Es ist als wichtiger Meilenstein anzusehen, dass Adipositas mit der Einführung des DMP nicht mehr als bloßes Lifestyle-Problem angesehen wird, das Betroffene individuell bewältigen müssen. Vielmehr wird Adipositas nun als eigenständige chronische Erkrankung anerkannt, die einer strukturierten Behandlung bedarf und bislang noch unzureichend versorgt ist. Bei den Teilnahmekriterien für das DMP ist insbesondere die Orientierung an Begleiterkrankungen als positiver Aspekt hervorzuheben. Sie löst somit die starre Fixierung auf den BMI ab. Das kann auch dazu führen, dass Begleiterkrankungen wie Typ-2-Diabetes oder Hypertonie viel früher erkannt werden, da im DMP routinemäßig bestimmte Laborparameter erhoben werden. Künftig wäre es denkbar, auch weitere Parameter in die Beurteilung der Zugangsberechtigung aufzunehmen. Insbesondere der Bauchumfang kann leicht in der Praxis ermittelt werden.

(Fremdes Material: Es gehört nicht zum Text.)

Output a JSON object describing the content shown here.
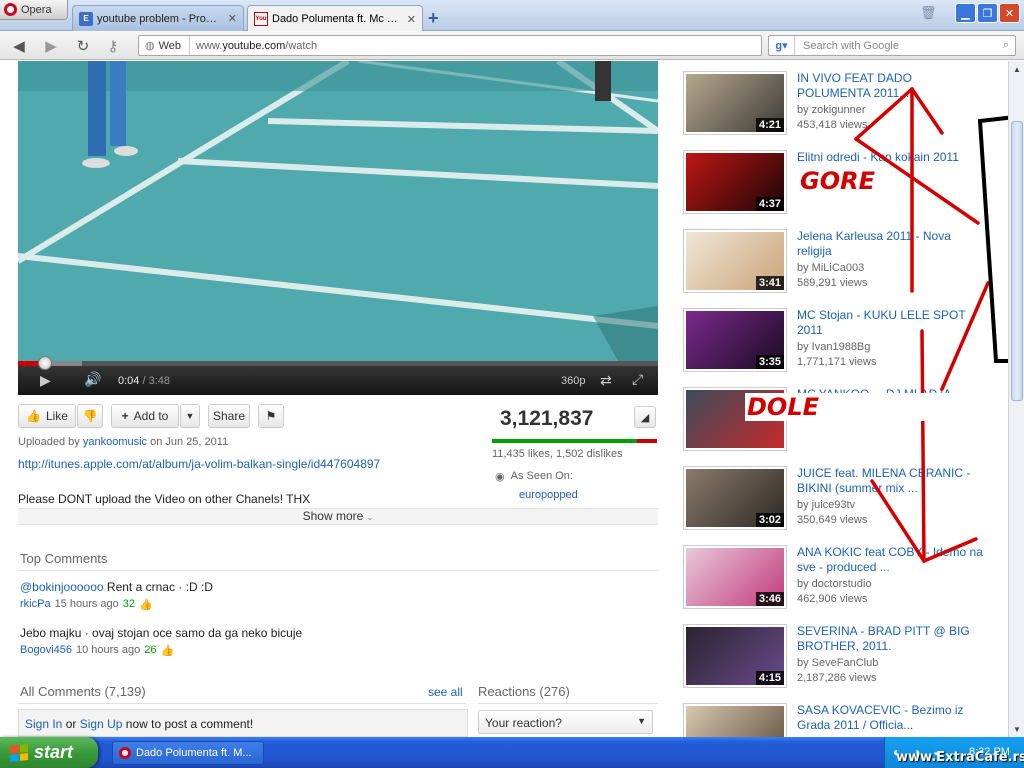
{
  "browser": {
    "menu_label": "Opera",
    "tabs": [
      {
        "label": "youtube problem - Progr...",
        "favicon": "E"
      },
      {
        "label": "Dado Polumenta ft. Mc Y...",
        "favicon": "You"
      }
    ],
    "new_tab": "+",
    "address": {
      "mode_label": "Web",
      "url_prefix": "www.",
      "url_domain": "youtube.com",
      "url_path": "/watch"
    },
    "search_placeholder": "Search with Google"
  },
  "player": {
    "current_time": "0:04",
    "duration": "3:48",
    "time_separator": " / ",
    "quality": "360p",
    "progress_fraction": 0.018
  },
  "actions": {
    "like_label": "Like",
    "add_to_label": "Add to",
    "share_label": "Share"
  },
  "stats": {
    "view_count": "3,121,837",
    "likes_dislikes": "11,435 likes, 1,502 dislikes",
    "as_seen_on_label": "As Seen On:",
    "as_seen_on_site": "europopped"
  },
  "description": {
    "uploaded_prefix": "Uploaded by",
    "uploader": "yankoomusic",
    "uploaded_on": "on Jun 25, 2011",
    "itunes_link": "http://itunes.apple.com/at/album/ja-volim-balkan-single/id447604897",
    "text": "Please DONT upload the Video on other Chanels! THX",
    "show_more": "Show more"
  },
  "top_comments": {
    "heading": "Top Comments",
    "items": [
      {
        "text_mention": "@bokinjoooooo",
        "text": " Rent a crnac · :D :D",
        "author": "rkicPa",
        "time": "15 hours ago",
        "votes": "32"
      },
      {
        "text_mention": "",
        "text": "Jebo majku · ovaj stojan oce samo da ga neko bicuje",
        "author": "Bogovi456",
        "time": "10 hours ago",
        "votes": "26"
      }
    ]
  },
  "all_comments": {
    "heading": "All Comments (7,139)",
    "see_all": "see all",
    "sign_in": "Sign In",
    "or": "or",
    "sign_up": "Sign Up",
    "prompt": "now to post a comment!"
  },
  "reactions": {
    "heading": "Reactions (276)",
    "select_value": "Your reaction?"
  },
  "related": [
    {
      "title": "IN VIVO FEAT DADO POLUMENTA 2011...",
      "by": "by zokigunner",
      "views": "453,418 views",
      "duration": "4:21",
      "color1": "#b6a98f",
      "color2": "#3d3a36"
    },
    {
      "title": "Elitni odredi - Kao kokain 2011",
      "by": "",
      "views": "",
      "duration": "4:37",
      "color1": "#c01515",
      "color2": "#1a0606"
    },
    {
      "title": "Jelena Karleusa 2011 - Nova religija",
      "by": "by MiLiCa003",
      "views": "589,291 views",
      "duration": "3:41",
      "color1": "#f0e6d6",
      "color2": "#caa47a"
    },
    {
      "title": "MC Stojan - KUKU LELE SPOT 2011",
      "by": "by Ivan1988Bg",
      "views": "1,771,171 views",
      "duration": "3:35",
      "color1": "#7a2a8c",
      "color2": "#1a0a22"
    },
    {
      "title": "MC YANKOO ... DJ MLADJA ... OFFICIAL ...",
      "by": "",
      "views": "",
      "duration": "",
      "color1": "#3a4c5c",
      "color2": "#c62a2a"
    },
    {
      "title": "JUICE feat. MILENA CERANIC - BIKINI (summer mix ...",
      "by": "by juice93tv",
      "views": "350,649 views",
      "duration": "3:02",
      "color1": "#8a7a6a",
      "color2": "#2e2a26"
    },
    {
      "title": "ANA KOKIC feat COBY - Idemo na sve - produced ...",
      "by": "by doctorstudio",
      "views": "462,906 views",
      "duration": "3:46",
      "color1": "#e8c8d8",
      "color2": "#c23b7e"
    },
    {
      "title": "SEVERINA - BRAD PITT @ BIG BROTHER, 2011.",
      "by": "by SeveFanClub",
      "views": "2,187,286 views",
      "duration": "4:15",
      "color1": "#2a2430",
      "color2": "#6a4a8a"
    },
    {
      "title": "SASA KOVACEVIC - Bezimo iz Grada 2011 / Officia...",
      "by": "",
      "views": "",
      "duration": "",
      "color1": "#d8c8b0",
      "color2": "#5a4a3a"
    }
  ],
  "annotations": {
    "up_label": "GORE",
    "down_label": "DOLE",
    "color": "#d40000"
  },
  "taskbar": {
    "start_label": "start",
    "task_label": "Dado Polumenta ft. M...",
    "clock": "8:32 PM"
  },
  "watermark": "www.ExtraCafe.rs",
  "colors": {
    "link": "#1c62b9",
    "like_green": "#00a000",
    "dislike_red": "#cc0000"
  }
}
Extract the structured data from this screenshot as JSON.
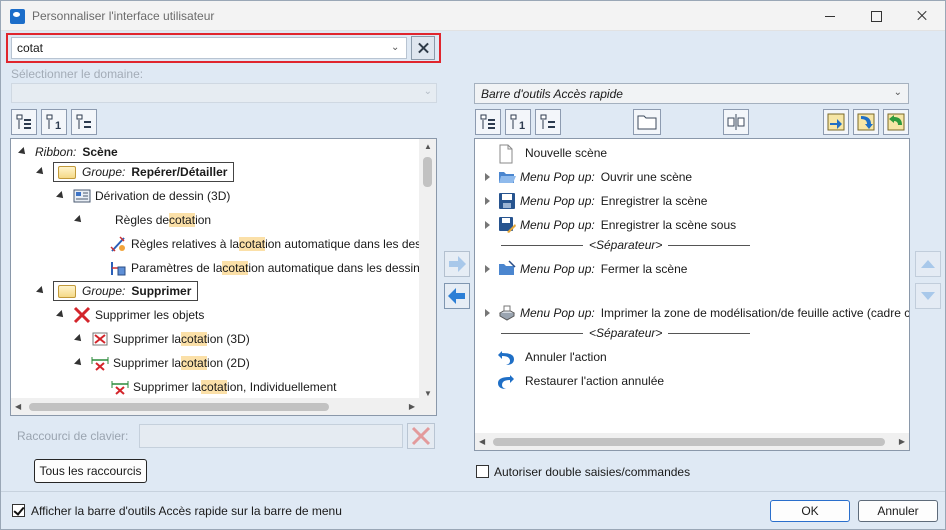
{
  "window": {
    "title": "Personnaliser l'interface utilisateur"
  },
  "search": {
    "value": "cotat"
  },
  "domain": {
    "label": "Sélectionner le domaine:",
    "value": ""
  },
  "tree": {
    "ribbon_prefix": "Ribbon:",
    "ribbon_name": "Scène",
    "group_prefix": "Groupe:",
    "group1_name": "Repérer/Détailler",
    "item_derivation": "Dérivation de dessin (3D)",
    "item_regles_pre": "Règles de ",
    "item_regles_mark": "cotat",
    "item_regles_post": "ion",
    "item_regles_rel_pre": "Règles relatives à la ",
    "item_regles_rel_mark": "cotat",
    "item_regles_rel_post": "ion automatique dans les des",
    "item_params_pre": "Paramètres de la ",
    "item_params_mark": "cotat",
    "item_params_post": "ion automatique dans les dessin",
    "group2_name": "Supprimer",
    "item_suppr_objets": "Supprimer les objets",
    "item_suppr3d_pre": "Supprimer la ",
    "item_suppr3d_mark": "cotat",
    "item_suppr3d_post": "ion (3D)",
    "item_suppr2d_pre": "Supprimer la ",
    "item_suppr2d_mark": "cotat",
    "item_suppr2d_post": "ion (2D)",
    "item_supprind_pre": "Supprimer la ",
    "item_supprind_mark": "cotat",
    "item_supprind_post": "ion, Individuellement"
  },
  "right": {
    "toolbar_select": "Barre d'outils Accès rapide",
    "popup_prefix": "Menu Pop up:",
    "separator": "<Séparateur>",
    "items": {
      "nouvelle": "Nouvelle scène",
      "ouvrir": "Ouvrir une scène",
      "enregistrer": "Enregistrer la scène",
      "enregistrer_sous": "Enregistrer la scène sous",
      "fermer": "Fermer la scène",
      "imprimer": "Imprimer la zone de modélisation/de feuille active (cadre c",
      "annuler": "Annuler l'action",
      "restaurer": "Restaurer l'action annulée"
    }
  },
  "shortcut": {
    "label": "Raccourci de clavier:",
    "value": ""
  },
  "buttons": {
    "all_shortcuts": "Tous les raccourcis",
    "ok": "OK",
    "cancel": "Annuler"
  },
  "options": {
    "allow_double": "Autoriser double saisies/commandes",
    "allow_double_checked": false,
    "show_toolbar": "Afficher la barre d'outils Accès rapide sur la barre de menu",
    "show_toolbar_checked": true
  }
}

Diabetes_ Frau_ Übergewicht_ Ärztin
©Lilly Deutschland GmbH

Für das medizinische Personal ergibt sich durch das DMP eine Chance auf zusätzliche Qualifizierung. Hierzu zählt beispielsweise die von der DAG-DDG angebotene Fortbildung zur „Adiposiologin bzw. Adiposiologe“. Gleichzeitig birgt das DMP die Chance, die interdisziplinäre Zusammenarbeit zwischen Ärztinnen und Ärzten, Psycholog:innen, Ernährungswisschenschaftler:innen und Diabetesberater:innen zu stärken sowie die Handlungskompetenz der auf Adipositas spezialisierten Einrichtungen zu erweitern. Systematisches Qualitätsmanagement und regelmäßige Evaluation können Behandelnden helfen, die Versorgung zu überprüfen und zu verbessern. Gleichzeitig eröffnet die Teilnahme an einem DMP Ärztinnen und Ärzten die Chance, zusätzliche Vergütung zu erzielen.

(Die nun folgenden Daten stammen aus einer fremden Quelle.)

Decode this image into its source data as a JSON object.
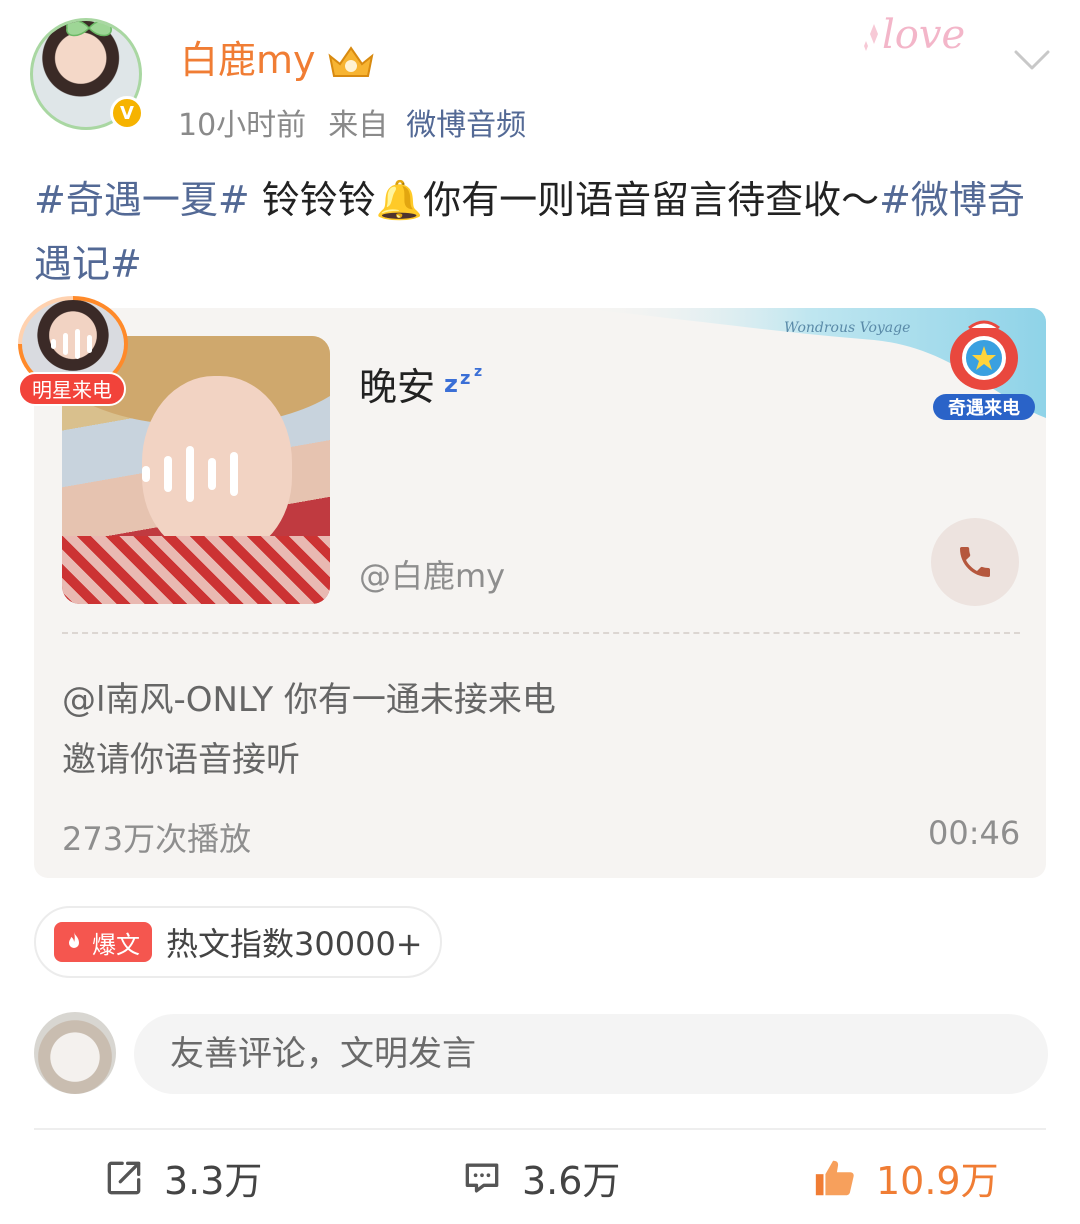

Menschen mit Adipositas wiederum profitieren von regelmäßigen Untersuchungen und gezielter Beratung, die dazu beitragen können, dass sie ihre Erkrankung besser managen und das Risiko für Komplikationen senken. Zudem können Informationsmaterial und Schulungsangebote, die im Zusammenhang mit dem DMP angeboten werden, die Gesundheitskompetenz von Menschen mit Adipositas verbessern.

Verbesserungspotenzial vor allem bei der Kostenerstattung

Auch wenn das neue DMP ein wichtiger Schritt in Richtung strukturierte Therapie ist, gibt es noch an einigen Stellen Verbesserungsbedarf. So können Ärztinnen und Ärzte von Ernährungsberatung bis Rehasport vieles empfehlen bzw. verordnen. Für die mittlere Säule der Adipositas-Therapie übernehmen die Krankenkassen bis dato allerdings nicht die Kosten, also das gesamte Spektrum medikamentöser Unterstützungsmöglichkeiten. Die Kosten für bariatrische Operationen für Patient:innen mit sehr hohem BMI werden von den Krankenkassen hingegen übernommen. Jedoch sind Laborkontrollen, die nach bariatrischen Operationen in regelmäßigen Abständen stattfinden müssen, keine Kassenleistung – ebenso wenig wie die Vitamin- und Mineralstoffsupplemente, die Betroffene nach dem Eingriff ein Leben lang einnehmen müssen.

Tempo Global-HCP with Laptop-resize
©Lilly Deutschland GmbH

Ebenfalls ungeklärt ist noch, wie der Umgang mit Doppeleinschreibungen erfolgen wird. Denn viele Menschen mit Adipositas sind bereits in das DMP für Diabetes und/oder KHK eingeschrieben. In manchen Bundesländern können Praxen im Fall von Doppeleinschreibungen beim zweiten DMP das halbe Honorar abrechnen, in anderen Bundesländern ist eine Doppeleinschreibung bislang gar nicht möglich.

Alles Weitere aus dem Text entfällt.